Scott plans to grow his plants with love for as long as he can. He wants to start working with whole plants instead of isolated cannabinoid compounds because it is “so much more effective in the body.”

 

“It would have THC, CBN, CBG, all of the cannabinoids come in the plant,” he said. “Instead of somebody growing the plant, extracting each cannabinoid individually, selling them, and then we put them back together, why would we go through all that when we could just extract it from a whole plant in the first place?”

 

He said he really wants to get more THC into consumers bodies because “people that are getting effects of just CBD alone don’t even understand how much more it would help if there was just 1% THC in there.”

 

Scott and Amy have also started growing, and studying, mushrooms. The first, and only, mushroom they have grown so far is called Pink Oyster.

 

“We feel like they were pretty successful, but we know some things we did wrong as well,” Amy said.

 

They both have their own plans for mushroom-based products they want to make in the future. Amy wants to develop a CBD-mushroom tincture and Scott wants to make psilocybin mushroom micro-dose tinctures – dependent upon decriminalization – “for people just to take tiny, tiny, tiny amounts to really help rewire the brain.”

 

Scott said he someday wants to expand his side of the business by adding more plants – but that would require relocating because he is currently generating all the electricity possible from their house.

 

“With the tents that I have, I literally can’t run any more power,” he said. “And being completely surrounded by houses in our backyard and the apartments on the far side, I don’t want to grow and have my whole crop get ripped off at the end of the season.
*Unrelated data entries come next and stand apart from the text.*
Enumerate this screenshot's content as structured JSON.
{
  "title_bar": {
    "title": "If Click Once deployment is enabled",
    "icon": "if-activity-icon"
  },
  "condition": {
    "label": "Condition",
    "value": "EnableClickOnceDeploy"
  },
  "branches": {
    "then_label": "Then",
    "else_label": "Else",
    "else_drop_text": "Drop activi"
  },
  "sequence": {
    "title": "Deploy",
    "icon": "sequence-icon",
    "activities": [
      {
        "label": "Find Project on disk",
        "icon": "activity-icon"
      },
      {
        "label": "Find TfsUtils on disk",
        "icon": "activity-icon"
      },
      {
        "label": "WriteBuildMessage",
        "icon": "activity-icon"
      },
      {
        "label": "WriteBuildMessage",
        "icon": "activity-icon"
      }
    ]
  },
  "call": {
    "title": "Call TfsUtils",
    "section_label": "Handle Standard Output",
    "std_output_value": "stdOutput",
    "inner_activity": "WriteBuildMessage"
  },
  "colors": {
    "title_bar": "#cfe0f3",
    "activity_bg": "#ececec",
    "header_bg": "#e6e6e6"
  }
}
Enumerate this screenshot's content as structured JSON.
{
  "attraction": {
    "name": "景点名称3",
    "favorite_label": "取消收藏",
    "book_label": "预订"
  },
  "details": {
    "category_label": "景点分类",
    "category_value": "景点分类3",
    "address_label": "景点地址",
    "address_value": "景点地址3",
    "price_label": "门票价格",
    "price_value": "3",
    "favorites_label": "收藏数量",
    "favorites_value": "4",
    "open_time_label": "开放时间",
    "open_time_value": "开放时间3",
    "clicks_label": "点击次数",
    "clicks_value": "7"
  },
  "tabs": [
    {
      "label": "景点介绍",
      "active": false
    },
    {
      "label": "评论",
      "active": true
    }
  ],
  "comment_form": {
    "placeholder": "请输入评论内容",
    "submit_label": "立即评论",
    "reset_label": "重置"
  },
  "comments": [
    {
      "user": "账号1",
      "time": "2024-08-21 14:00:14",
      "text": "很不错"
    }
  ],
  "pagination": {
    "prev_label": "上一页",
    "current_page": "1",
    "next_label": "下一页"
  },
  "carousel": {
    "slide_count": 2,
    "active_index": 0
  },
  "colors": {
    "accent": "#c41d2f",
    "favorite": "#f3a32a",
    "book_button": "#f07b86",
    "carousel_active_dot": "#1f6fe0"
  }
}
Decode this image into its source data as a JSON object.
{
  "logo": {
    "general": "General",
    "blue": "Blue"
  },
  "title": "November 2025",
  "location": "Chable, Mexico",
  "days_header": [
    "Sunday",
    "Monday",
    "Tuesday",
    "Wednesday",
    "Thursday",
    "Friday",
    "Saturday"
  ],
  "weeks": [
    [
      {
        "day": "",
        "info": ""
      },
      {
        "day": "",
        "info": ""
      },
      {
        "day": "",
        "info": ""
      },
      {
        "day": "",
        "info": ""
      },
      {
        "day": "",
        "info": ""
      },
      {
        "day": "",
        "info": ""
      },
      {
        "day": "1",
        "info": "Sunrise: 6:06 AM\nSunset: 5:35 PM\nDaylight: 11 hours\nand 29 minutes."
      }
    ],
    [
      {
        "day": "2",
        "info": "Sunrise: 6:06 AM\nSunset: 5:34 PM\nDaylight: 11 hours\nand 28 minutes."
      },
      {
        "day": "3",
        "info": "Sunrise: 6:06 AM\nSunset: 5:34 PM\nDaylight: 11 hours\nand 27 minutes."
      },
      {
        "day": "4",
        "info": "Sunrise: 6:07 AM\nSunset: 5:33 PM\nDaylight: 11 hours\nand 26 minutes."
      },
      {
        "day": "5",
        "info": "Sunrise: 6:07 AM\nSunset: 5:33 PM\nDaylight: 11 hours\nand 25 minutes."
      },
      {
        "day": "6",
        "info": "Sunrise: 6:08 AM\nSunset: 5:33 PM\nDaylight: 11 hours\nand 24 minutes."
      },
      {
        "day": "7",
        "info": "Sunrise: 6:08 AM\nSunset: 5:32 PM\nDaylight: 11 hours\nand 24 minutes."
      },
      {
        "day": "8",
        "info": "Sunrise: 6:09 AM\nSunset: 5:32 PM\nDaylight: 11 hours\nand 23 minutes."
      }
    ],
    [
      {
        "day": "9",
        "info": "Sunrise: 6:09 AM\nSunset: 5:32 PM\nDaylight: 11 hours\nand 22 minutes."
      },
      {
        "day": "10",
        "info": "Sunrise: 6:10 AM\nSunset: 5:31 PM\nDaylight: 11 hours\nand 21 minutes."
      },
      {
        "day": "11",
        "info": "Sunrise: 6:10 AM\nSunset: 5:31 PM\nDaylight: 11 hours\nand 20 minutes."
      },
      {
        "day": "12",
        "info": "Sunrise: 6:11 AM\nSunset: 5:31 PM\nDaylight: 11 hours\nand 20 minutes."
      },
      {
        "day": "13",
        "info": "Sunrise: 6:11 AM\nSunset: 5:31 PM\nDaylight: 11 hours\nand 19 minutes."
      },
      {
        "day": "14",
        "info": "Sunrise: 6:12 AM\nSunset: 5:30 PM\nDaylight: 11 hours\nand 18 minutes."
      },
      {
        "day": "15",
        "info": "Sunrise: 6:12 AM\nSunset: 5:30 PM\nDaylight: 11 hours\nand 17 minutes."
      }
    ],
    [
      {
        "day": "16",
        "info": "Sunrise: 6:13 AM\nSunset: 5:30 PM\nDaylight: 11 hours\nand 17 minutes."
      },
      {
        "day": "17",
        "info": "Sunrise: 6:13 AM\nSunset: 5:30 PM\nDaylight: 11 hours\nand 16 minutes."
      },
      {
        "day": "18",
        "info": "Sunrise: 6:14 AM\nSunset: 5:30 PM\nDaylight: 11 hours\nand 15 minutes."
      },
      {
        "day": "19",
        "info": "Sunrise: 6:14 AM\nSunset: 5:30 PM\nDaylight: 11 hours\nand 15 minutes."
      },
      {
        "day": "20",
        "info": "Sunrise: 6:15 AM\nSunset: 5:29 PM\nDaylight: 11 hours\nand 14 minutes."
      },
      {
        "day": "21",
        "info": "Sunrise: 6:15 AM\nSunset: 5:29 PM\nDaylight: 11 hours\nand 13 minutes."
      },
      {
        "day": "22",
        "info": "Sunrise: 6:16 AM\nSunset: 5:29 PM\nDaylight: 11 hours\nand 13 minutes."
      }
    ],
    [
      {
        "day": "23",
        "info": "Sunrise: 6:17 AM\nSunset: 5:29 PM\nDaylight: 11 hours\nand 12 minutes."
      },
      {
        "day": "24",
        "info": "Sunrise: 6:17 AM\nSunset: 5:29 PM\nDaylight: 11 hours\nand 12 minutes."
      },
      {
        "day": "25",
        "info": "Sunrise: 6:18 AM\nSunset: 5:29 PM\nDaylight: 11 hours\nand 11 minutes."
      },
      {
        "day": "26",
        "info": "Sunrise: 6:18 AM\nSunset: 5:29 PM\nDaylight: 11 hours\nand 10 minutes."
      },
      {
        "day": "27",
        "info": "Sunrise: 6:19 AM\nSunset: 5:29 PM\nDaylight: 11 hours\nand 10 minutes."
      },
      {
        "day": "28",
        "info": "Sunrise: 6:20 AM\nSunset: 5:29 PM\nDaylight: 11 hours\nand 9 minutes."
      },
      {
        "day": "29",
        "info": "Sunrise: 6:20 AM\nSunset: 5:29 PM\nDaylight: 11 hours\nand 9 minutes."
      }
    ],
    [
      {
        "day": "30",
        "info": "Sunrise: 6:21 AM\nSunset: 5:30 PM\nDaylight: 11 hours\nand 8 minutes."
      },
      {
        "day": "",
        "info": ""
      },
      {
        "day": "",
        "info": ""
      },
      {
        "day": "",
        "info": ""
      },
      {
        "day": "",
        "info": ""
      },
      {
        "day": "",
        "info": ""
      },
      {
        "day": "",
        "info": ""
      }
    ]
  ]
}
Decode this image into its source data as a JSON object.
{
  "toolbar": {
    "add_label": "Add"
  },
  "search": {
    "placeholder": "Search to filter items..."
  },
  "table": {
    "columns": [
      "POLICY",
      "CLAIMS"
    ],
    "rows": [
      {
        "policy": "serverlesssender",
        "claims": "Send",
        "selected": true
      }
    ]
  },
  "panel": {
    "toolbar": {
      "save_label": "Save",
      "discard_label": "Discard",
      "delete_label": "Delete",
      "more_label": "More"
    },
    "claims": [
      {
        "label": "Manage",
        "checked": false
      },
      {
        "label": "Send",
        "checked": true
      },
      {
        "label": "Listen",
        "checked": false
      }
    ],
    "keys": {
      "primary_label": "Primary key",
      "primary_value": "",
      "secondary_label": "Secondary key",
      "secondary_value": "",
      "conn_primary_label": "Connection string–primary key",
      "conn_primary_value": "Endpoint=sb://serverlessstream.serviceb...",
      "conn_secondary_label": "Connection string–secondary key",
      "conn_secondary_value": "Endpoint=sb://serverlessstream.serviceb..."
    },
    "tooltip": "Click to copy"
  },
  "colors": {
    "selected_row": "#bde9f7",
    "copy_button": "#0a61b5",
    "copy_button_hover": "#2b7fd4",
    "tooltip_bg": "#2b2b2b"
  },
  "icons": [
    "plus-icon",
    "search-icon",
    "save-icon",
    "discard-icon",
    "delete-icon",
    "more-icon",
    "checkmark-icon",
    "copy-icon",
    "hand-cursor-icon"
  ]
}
That would just break my heart.”

 

Because of that, he wants to buy his own land somewhere in the lower part of Michigan where he can “do a proper full-scale hemp and cannabis grow.”

 

Scott said he ideally wants a pole barn in which he can grow premium plants year-round indoors and lower-grade bud outside.

 

“I also want to have animals,” he said. “I want milk animals, and more chickens, lambs, and goats… I want a cow; I pretty much have to have a horse.”

 

But until that day comes, Scott remains working hard, alongside his mom, in their First Street home, growing, producing, and selling high quality CBD and THC products for all those living on God’s Green Earth.